Nakasone challenged organizations to move beyond contingency thinking rooted in uncertainty. Rather than asking, “If we get attacked, what will we do?” he argued that leaders must operate from the assumption that attacks are inevitable and plan accordingly, shifting the question to, “When we get attacked, here’s what we do.” The distinction has direct implications for preparedness, decision‑making, and execution.
The time to figure out roles, responsibilities, and decisions is not during the incident.
For CIOs, that message resonated strongly with broader discussions across the conference focused on business continuity at the endpoint. When disruption occurs, organizations need predefined response paths, clear authority, and the technical ability to preserve secure access without hesitation.
Customer leadership in action
During the event, IGEL presented the inaugural Now & Next® Innovation Award to Baptist Health Jacksonville. Baptist Health Jacksonville was recognized for revolutionizing its endpoint security, cutting device costs, streamlining management, and channeling cost savings into patient care.
The two runners‑up, Eurocell and Texas Children’s Hospital, were also recognized for their efforts to modernize endpoint access and security within their respective environments. These customers tell their story in videos found on the Now & Next sessions page.
A growing ecosystem shaping what comes next
Beyond customer stories, Now & Next 2026 highlighted continued growth across the IGEL ecosystem.
In the keynote sessions, IGEL leaders announced expanding engagement across customers, technology partners, and community members. Recognition programs, including the IGEL Ready Partner Awards, MSP Awards and the inaugural class of IGEL Technology Professionals, recognized key partners and IGEL experts who are paving new paths forward.

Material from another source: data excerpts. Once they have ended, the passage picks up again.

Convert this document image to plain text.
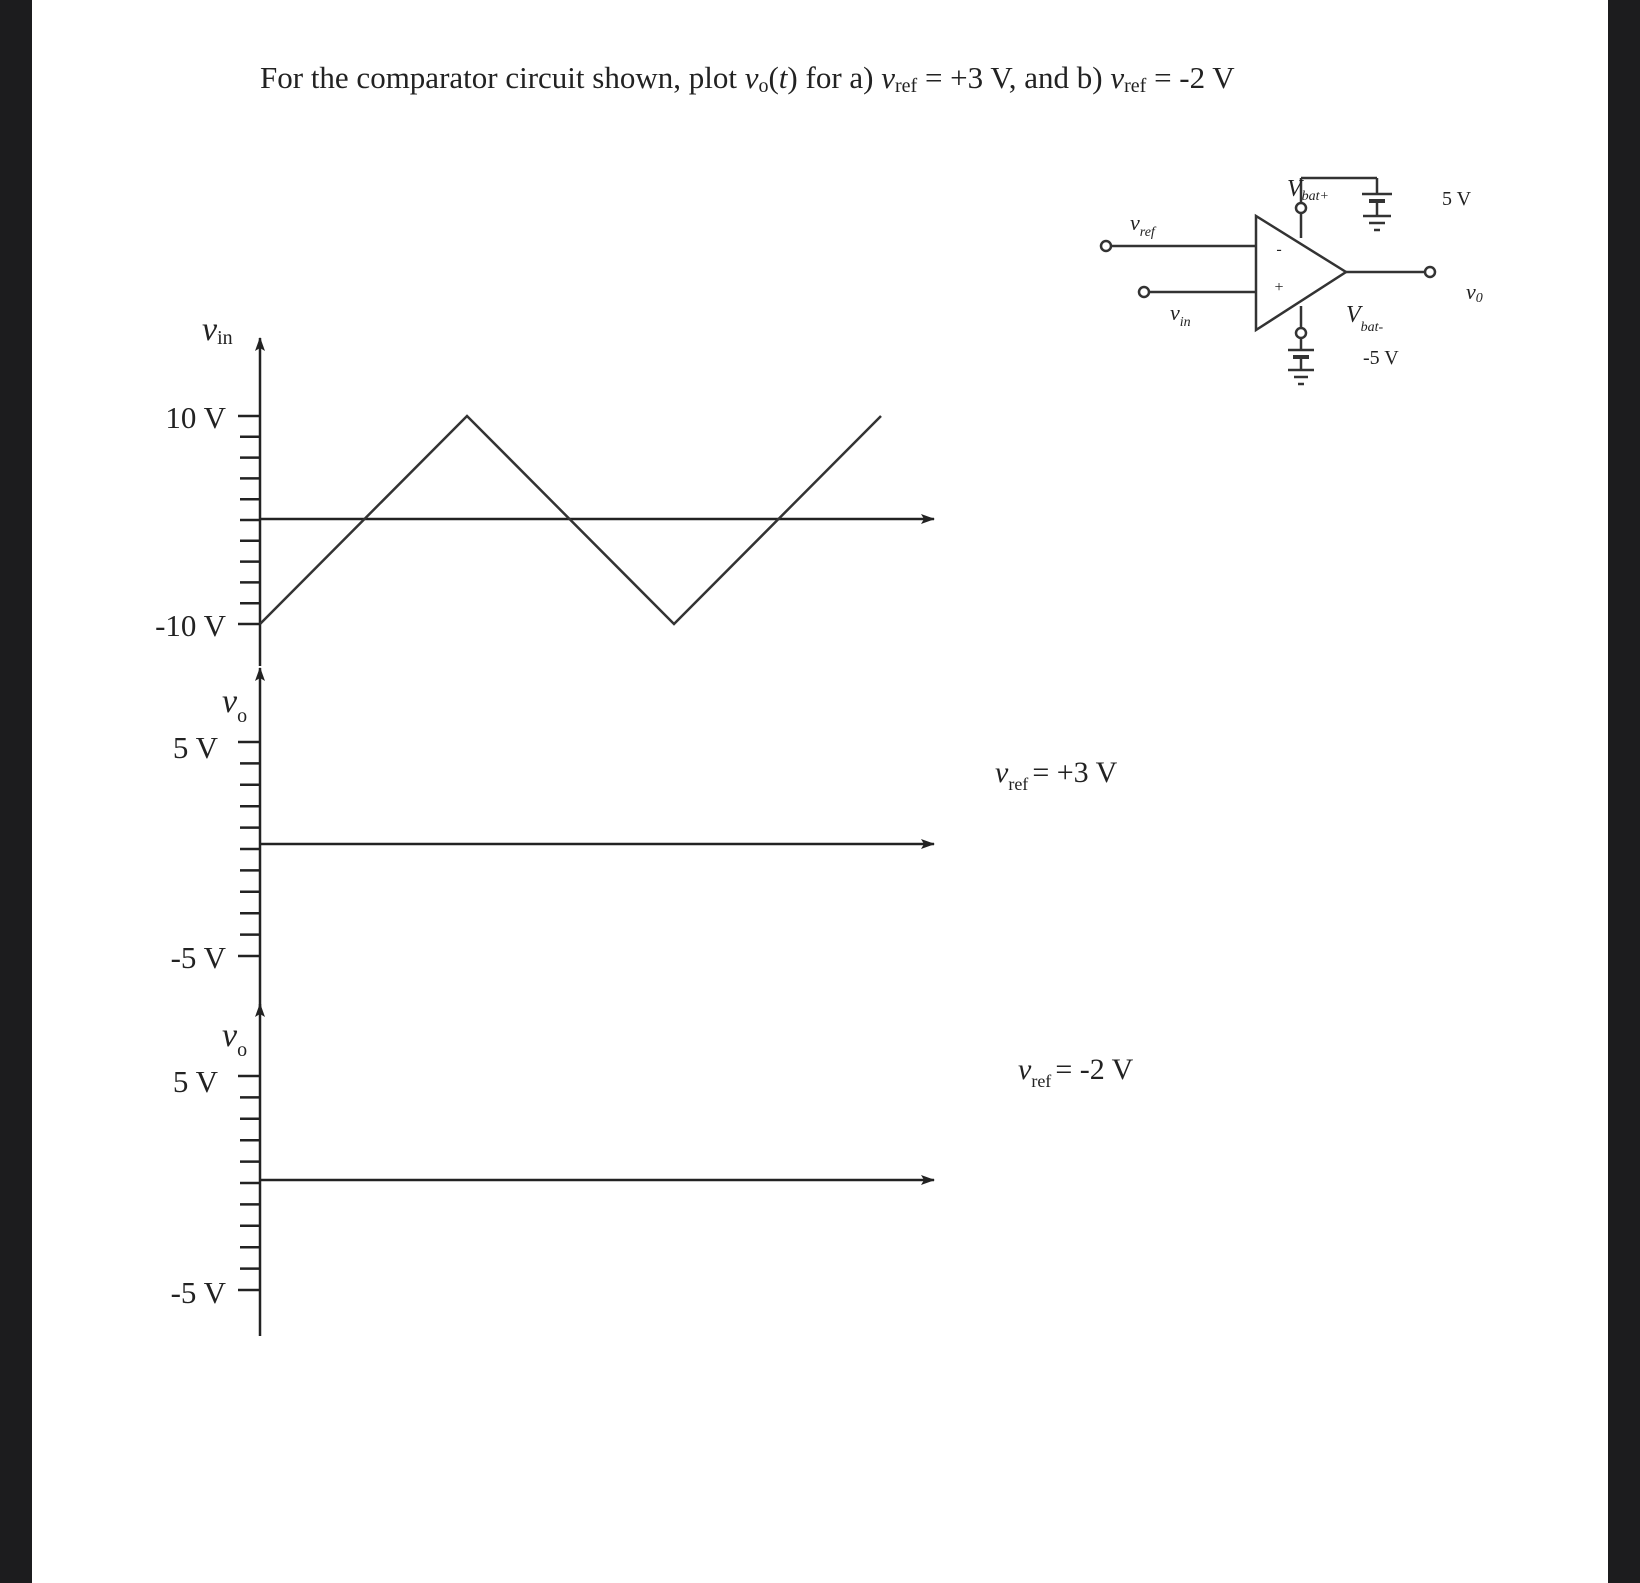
For the comparator circuit shown, plot vo(t) for a) vref = +3 V, and b) vref = -2 V
-
+
$v_{ref}$
$v_{in}$
Vbat+	5 V
$V_{bat-}$
-5 V
v0
vin
10 V
-10 V
$v_o$
5 V
-5 V
$v_{ref} = +3$ V
$v_o$
5 V
-5 V
$v_{ref} = -2$ V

CIO takeaways from IGEL Now & Next 2026
For CIOs planning the next phase of their security and resilience strategy, several themes stood out:
- Zero Trust must be executed at the endpoint, not just in identity or network layers.
- OT security is evolving to resilience and predictability. Immutable systems reduce risk without impacting uptime.
- Business continuity is about access, not just recovery. Maintaining secure user access during an incident matters as much as restoring systems
- Preparedness requires active planning. Organizations must assume attacks will occur and define response paths in advance.